On July 2, 1995, the Cleveland Plain Dealer looked back on the life and death of Ed Delahanty, and along the way told a bit of the story of Cleveland, the city he came from. Here’s the article:
Ninety-two years ago, Cleveland-born Ed Delahanty, playing for the Washington Senators of the American League, plunged to his death from the International Bridge connecting Buffalo, N.Y., and Bridgeburg, Ontario. Swept away in the Niagara River, Delahanty’s body was found one week later after going over Niagara Falls.
The only man to win batting titles in both leagues and one of five brothers to play at the game’s top level was dead at 35. With a lifetime batting average of .345, fourth-highest all-time, Delahanty’s skills were slipping somewhat, but he was still considered “King of the Swatters” when he died.
There used to be a baseball diamond on St. Clair Ave., just down the street from the Delahanty house on Phelps St. (later E. 34th St. between Superior and St. Clair). It was next to a firehouse and firemen took care of the field, which provided the venue for the Delahanty boys to learn the game.
After attending Cleveland Central High School, the first public high school west of the Alleghenies, Delahanty went to St. Joseph’s College on Woodland Ave. Despite protests from his mother, the 6-0, 200-pound Delahanty – nicknamed “Big Ed” – quit school to play ball in a newly formed state league.
“I’m goin’ to quit you and play ball in Mansfield,” Delahanty told his mother in 1887.
“Drat baseball,” was her reply. “It’s ruinin’ the family.”
One year later, Delahanty was playing outfield for the Philadelphia Phillies of the National League. In 1890, Delahanty pulled the “dinky dink” when he “jumped” the Phillies to play for the Cleveland Infants in the new Players League for $3,500, twice what he had been making.
If baseball seems a mess now, the 1890 season was filled with all sorts of team- and league-jumping as the American Association, National League and Players League fought for supremacy.
Del, as he was also known, was back with the Phillies in 1891 after the Players League and American Association folded. He spent 11 seasons with the Phillies, winning the batting crown in 1899 with a .408 average.
Slow horses and tight-fisted owners had left Delahanty desperately seeking the best deal in 1902, and he wound up playing for the Washington Senators of the new American League. He won the batting title with a .376 average and .590 slugging percentage in the AL’s second season.
But there were skeletons in Delahanty’s closet that he could no longer hide. A liking for the ponies and a penchant for getting drunk began to take their toll.
“Next to a base hit,” said a sportswriter of the player’s horse-betting ways, “Dell likes a straight tip, with a big killing as a chaser.” Another called him “the ranking chief” of the “horsey boys.”
Down on his racing luck after the 1902 season, Delahanty never seemed himself in 1903. Rumors had Delahanty secretly agreeing to jump leagues again, this time to join friend John McGraw on his National League’s New York Giants.

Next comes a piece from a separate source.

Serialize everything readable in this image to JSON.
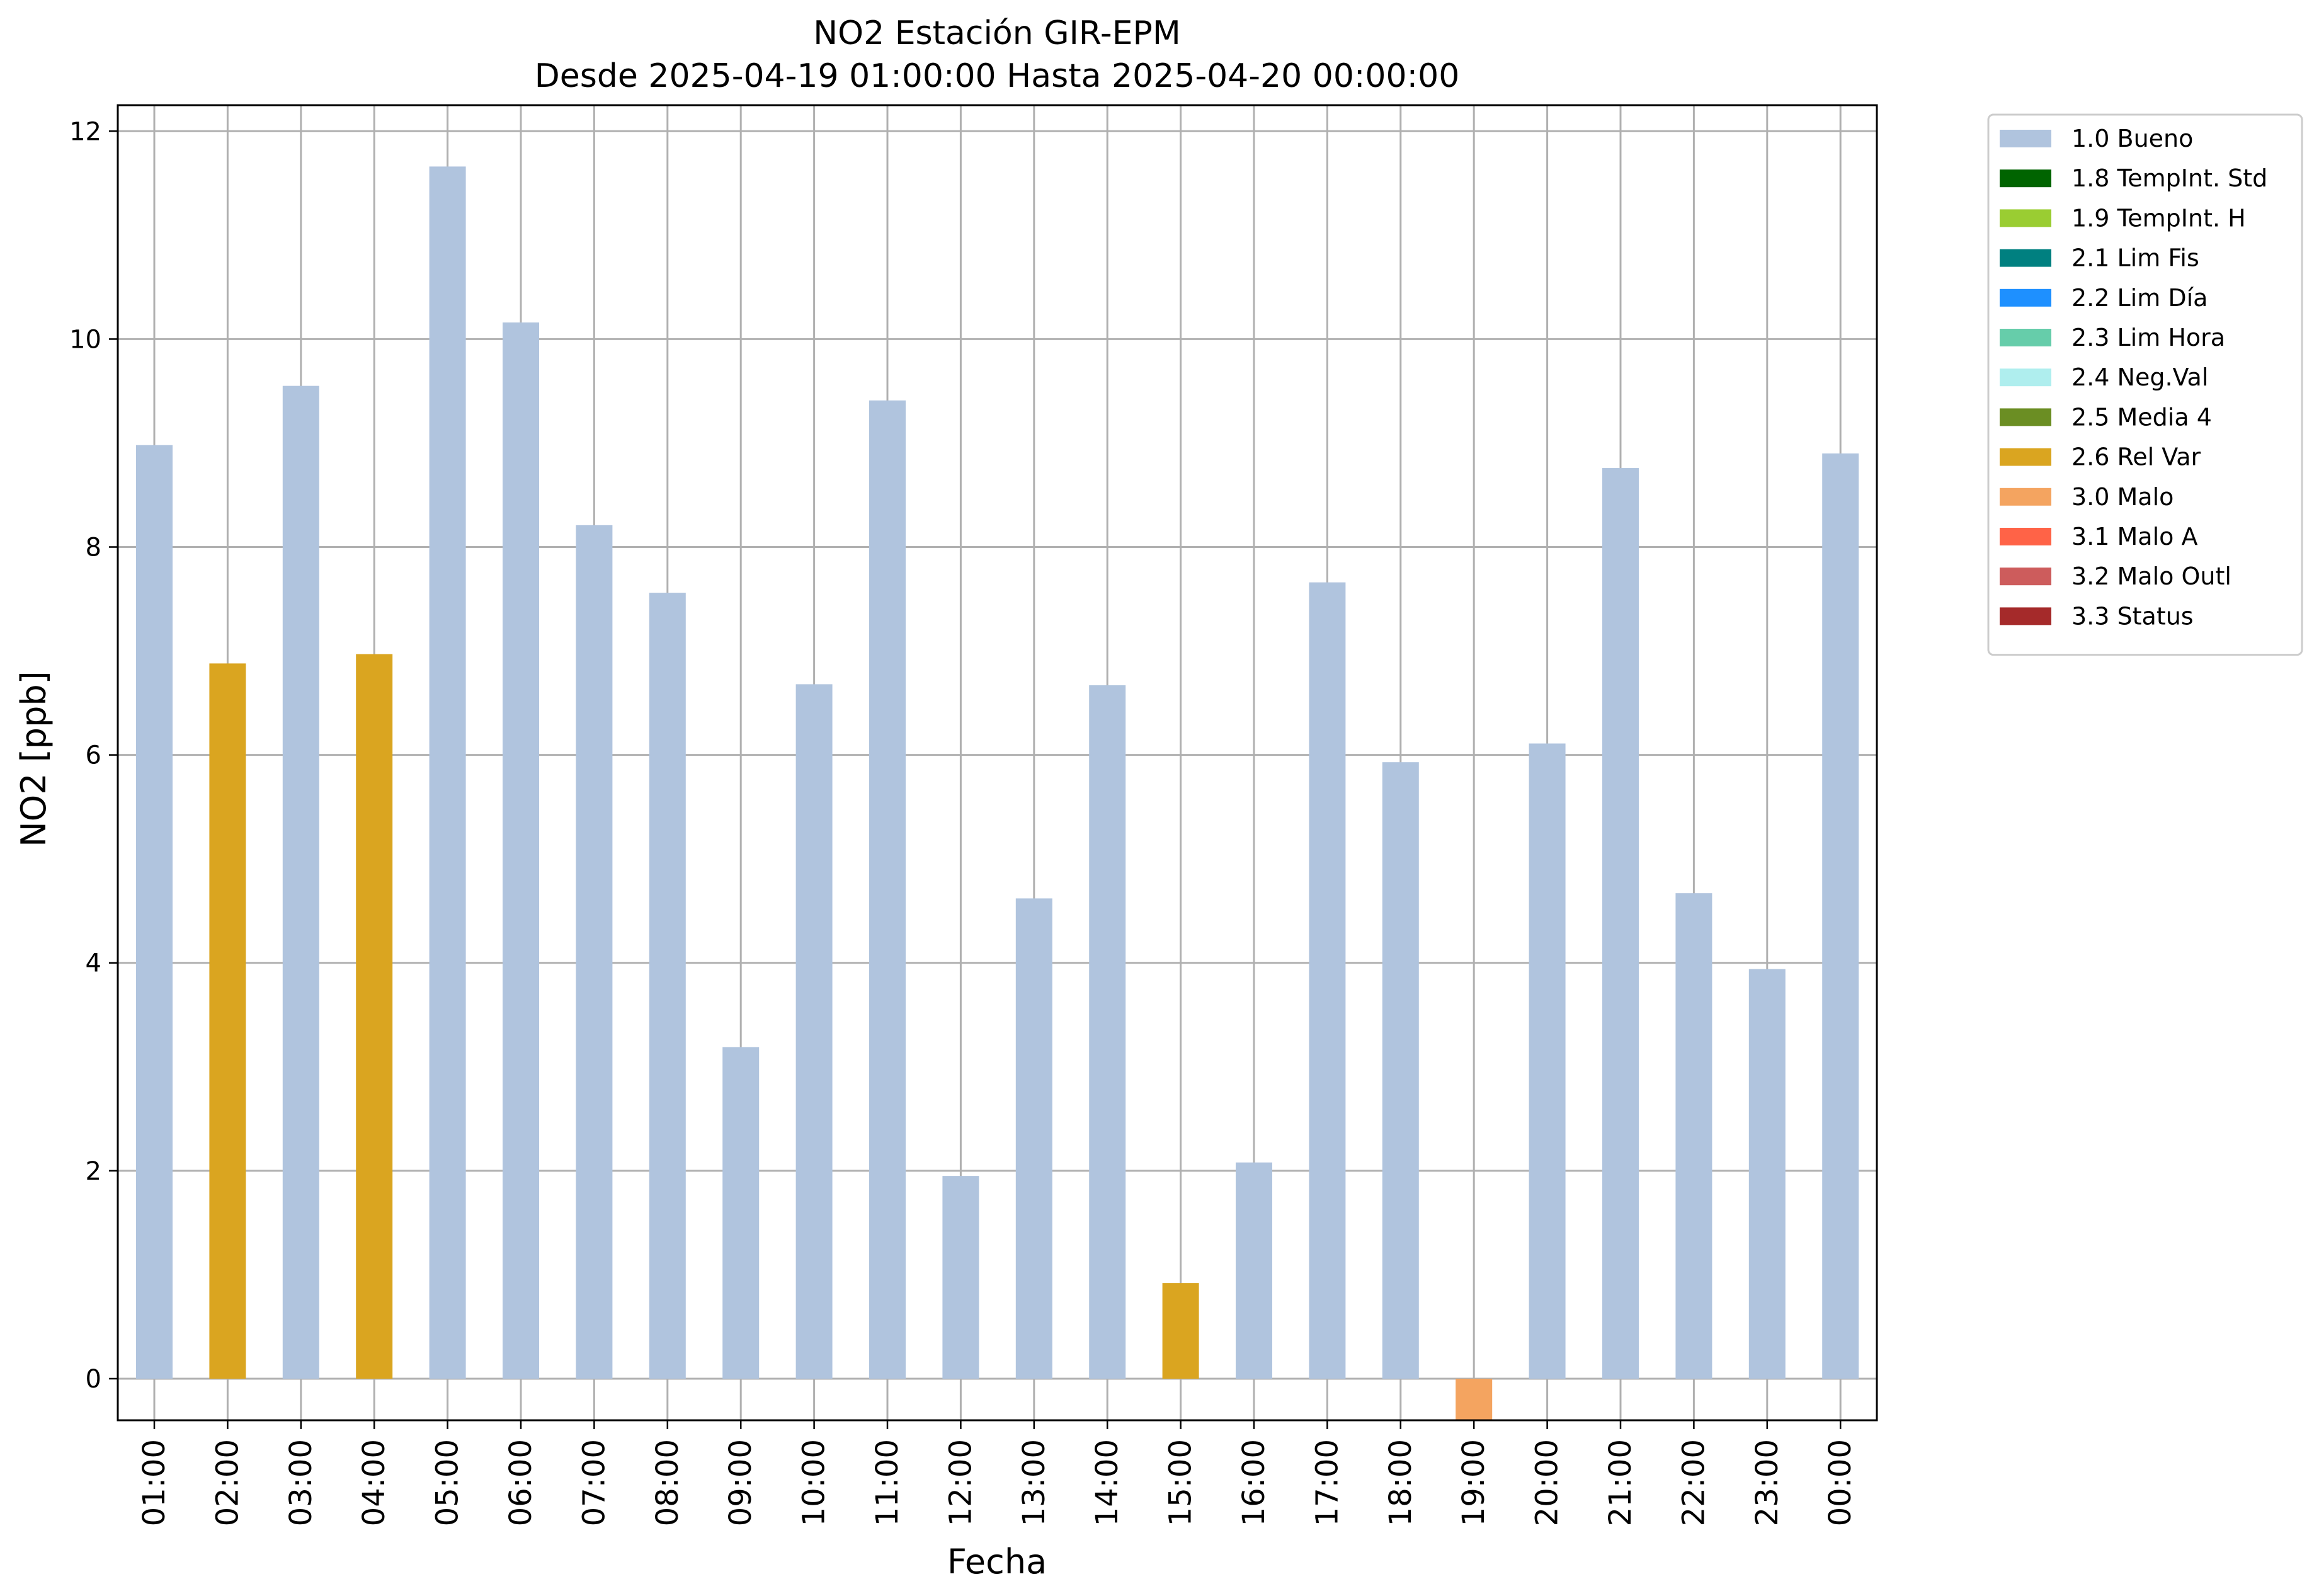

On June 25, 1903, the Senators lost to the Cleveland Naps, 4-0, in League Park. Delahanty singled in the fourth inning, the 2,597th and last hit of his career.
Delahanty went on a drinking binge after that, missing the rest of the Cleveland series. His teammates got him to Detroit, where Delahanty composed himself enough to sign the “pledge” in the presence of his mother and a Catholic priest.
Still not fit to play, a despondent Delahanty began drinking again. He had $200 and wore $1,500 in diamonds, or “sparklers,” when he boarded a New York-bound train the afternoon of July 2.
Instead of going home to Washington with his teammates, it is presumed Delahanty was intent on joining McGraw’s Giants to change his fortunes.
Fueled by whiskey, Delahanty began bothering passengers. When he tried to pull a woman out of her sleeping berth by the ankles, he was put off the train near the Canadian border at 10:45 p.m.
A night guard encountered an argumentative Delahanty and later reported seeing a man thrashing in the water. When his body was found, with one leg nearly severed, there was no money or jewelry on him.
The [Delahanty] family wanted $20,000 from the Michigan Central Railway Co. [in the lawsuit they filed over his death]. A Canadian jury in 1904 awarded Delahanty’s widow, Norine, $3,000 and his daughter $2,000.
On Saturday morning, July 11, 1903, services were held for Delahanty in a packed Immaculate Conception Church at E. 45th and Superior Ave. McGraw journeyed here to help bury his friend in Calvary Cemetery.
For what it’s worth, I first heard about the story of Delahanty’s death from Bill James, who summarized it as a drunken ballplayer falling from the Niagara River railroad bridge and dying “of damned foolishness.”